Author: Jeremy Rubin 2022-03-13 02:33:48
Published on: 2022-03-13T02:33:48+00:00
In an email exchange, Jeremy Rubin shares his thoughts on using transaction sponsors as a form of covenant for fee bumping. He notes that while transaction sponsorships could be used as a smart contracting primitive, the main priority is to use them for fee bumping. Jeremy emphasizes the efficiency of pre-committed levels and fancier covenants, as well as the capital efficiency of sponsors. Additionally, he highlights how sponsorships can help with protocol design concerns and RBF pinning issues.In the latter half of the email, Jeremy responds to darosior's proposed soft fork to fix dynamic fee bumping and suggests using a covenant-based approach instead.

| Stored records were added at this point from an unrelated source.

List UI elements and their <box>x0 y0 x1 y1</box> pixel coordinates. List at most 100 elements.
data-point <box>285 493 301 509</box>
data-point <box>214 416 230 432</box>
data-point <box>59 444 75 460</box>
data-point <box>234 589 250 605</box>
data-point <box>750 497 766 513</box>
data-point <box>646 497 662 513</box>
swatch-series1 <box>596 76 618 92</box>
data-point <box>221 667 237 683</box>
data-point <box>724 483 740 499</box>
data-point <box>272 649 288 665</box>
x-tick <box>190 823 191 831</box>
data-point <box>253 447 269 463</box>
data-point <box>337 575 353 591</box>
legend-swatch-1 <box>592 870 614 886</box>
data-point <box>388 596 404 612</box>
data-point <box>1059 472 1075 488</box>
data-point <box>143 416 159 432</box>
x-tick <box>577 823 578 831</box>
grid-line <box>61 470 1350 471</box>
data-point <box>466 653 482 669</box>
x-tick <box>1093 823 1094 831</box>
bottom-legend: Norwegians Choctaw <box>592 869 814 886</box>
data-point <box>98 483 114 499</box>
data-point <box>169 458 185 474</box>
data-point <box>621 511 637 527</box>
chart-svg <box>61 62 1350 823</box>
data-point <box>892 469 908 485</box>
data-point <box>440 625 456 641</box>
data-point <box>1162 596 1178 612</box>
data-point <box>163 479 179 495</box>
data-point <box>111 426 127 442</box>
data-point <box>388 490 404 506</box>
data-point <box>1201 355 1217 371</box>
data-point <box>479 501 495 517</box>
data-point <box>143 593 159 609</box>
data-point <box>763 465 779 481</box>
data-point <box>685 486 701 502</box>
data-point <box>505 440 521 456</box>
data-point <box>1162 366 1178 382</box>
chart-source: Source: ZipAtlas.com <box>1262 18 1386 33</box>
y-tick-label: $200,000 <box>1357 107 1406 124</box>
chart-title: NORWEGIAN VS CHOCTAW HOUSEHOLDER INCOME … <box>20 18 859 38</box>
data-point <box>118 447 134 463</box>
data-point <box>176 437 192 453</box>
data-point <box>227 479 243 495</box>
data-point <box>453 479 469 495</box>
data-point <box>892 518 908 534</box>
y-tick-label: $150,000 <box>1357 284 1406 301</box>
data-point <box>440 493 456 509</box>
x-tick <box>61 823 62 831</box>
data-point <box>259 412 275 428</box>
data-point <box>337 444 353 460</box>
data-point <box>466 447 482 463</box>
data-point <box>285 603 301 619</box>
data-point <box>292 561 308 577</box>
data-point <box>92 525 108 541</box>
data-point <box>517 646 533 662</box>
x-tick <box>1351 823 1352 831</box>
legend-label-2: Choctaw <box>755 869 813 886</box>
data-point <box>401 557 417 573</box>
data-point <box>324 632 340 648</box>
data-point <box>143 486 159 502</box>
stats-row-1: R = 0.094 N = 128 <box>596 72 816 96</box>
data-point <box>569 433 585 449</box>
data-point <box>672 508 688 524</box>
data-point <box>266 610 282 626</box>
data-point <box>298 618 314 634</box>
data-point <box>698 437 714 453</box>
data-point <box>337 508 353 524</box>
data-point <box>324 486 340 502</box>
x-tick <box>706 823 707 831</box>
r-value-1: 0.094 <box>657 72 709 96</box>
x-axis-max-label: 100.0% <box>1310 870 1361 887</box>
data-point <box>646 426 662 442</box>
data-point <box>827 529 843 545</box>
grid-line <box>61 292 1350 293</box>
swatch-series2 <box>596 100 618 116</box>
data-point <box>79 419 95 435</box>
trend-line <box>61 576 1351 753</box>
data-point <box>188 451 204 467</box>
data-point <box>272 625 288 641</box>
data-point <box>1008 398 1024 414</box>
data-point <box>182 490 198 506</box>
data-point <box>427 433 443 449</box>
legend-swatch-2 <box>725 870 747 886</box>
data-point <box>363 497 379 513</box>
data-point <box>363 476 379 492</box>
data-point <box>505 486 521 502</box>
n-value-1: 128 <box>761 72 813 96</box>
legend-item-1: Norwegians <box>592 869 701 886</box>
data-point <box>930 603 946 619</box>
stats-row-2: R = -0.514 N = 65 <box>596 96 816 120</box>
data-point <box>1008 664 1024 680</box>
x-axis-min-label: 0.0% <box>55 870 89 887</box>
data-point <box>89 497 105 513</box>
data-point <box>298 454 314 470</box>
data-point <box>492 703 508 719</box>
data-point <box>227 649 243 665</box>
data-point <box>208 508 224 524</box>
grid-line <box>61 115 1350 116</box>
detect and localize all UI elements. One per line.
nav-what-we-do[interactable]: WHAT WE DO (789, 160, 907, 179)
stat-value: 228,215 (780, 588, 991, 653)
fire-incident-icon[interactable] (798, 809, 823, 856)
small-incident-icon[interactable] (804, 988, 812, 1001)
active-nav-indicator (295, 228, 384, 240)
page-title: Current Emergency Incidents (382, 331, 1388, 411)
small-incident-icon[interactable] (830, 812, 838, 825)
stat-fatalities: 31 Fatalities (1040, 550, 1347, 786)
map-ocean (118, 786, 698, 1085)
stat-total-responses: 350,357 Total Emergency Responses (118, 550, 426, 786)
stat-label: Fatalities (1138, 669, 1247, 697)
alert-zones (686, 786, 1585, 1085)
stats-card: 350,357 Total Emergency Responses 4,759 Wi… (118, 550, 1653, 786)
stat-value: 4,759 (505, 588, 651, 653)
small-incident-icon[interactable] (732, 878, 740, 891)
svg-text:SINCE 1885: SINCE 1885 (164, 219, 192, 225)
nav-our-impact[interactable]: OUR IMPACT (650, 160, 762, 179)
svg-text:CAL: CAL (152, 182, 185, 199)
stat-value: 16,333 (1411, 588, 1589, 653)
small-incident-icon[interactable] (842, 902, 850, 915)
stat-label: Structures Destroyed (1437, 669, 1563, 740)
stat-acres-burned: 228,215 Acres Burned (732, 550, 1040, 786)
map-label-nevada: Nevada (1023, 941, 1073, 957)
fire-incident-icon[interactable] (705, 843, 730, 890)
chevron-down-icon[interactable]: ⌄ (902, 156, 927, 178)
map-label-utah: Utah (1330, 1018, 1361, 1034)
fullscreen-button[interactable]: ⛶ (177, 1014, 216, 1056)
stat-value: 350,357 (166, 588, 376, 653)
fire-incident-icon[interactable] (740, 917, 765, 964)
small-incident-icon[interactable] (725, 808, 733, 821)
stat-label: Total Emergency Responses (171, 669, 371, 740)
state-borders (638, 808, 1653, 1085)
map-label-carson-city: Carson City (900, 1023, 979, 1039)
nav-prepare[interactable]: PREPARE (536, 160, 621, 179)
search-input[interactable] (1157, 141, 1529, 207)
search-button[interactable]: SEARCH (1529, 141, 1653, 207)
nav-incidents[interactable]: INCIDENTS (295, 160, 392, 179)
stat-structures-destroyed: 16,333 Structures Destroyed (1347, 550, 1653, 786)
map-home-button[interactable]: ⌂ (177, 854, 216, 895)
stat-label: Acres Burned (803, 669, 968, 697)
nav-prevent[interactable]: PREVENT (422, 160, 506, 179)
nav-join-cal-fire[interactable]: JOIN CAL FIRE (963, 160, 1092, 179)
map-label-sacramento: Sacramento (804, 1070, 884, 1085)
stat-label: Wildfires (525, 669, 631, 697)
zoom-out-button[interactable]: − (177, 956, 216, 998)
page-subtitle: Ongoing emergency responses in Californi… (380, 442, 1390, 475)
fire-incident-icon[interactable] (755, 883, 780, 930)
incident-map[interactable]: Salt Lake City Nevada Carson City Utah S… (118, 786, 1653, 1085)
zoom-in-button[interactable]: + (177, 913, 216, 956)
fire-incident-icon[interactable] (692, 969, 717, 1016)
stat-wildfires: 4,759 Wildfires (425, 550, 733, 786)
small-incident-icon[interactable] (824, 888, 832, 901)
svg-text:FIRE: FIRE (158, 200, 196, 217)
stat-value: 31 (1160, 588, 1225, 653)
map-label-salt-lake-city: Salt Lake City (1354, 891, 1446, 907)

He provides a concrete example of designing such a covenant for a vault wallet software with five participants. The covenant would commit to the revocation transaction with increasing feerate and relative timelock, enabling fee adaptation to the block space market and anti-fee sniping protection.Antoine Riard has proposed a new method for fee bumping transactions in Bitcoin. The approach involves adding a single input and output to a Taproot transaction, which costs 520 weight units or 105 virtual bytes, assuming all inputs and outputs have already been included. This method allows for more granularity in fee bumps at a cost of only 8 more vbytes each. However, it is not applicable for bumping the first transaction of a chain, such as in HTLC transactions in Lightning. To work around this limitation, a different covenant per participant behind a signature check is necessary. This requires funds to already be in the contract to pay for the unilateral close. While less optimal and usable than CPFP or adding a pair of input/output, it is still more efficient for many use cases.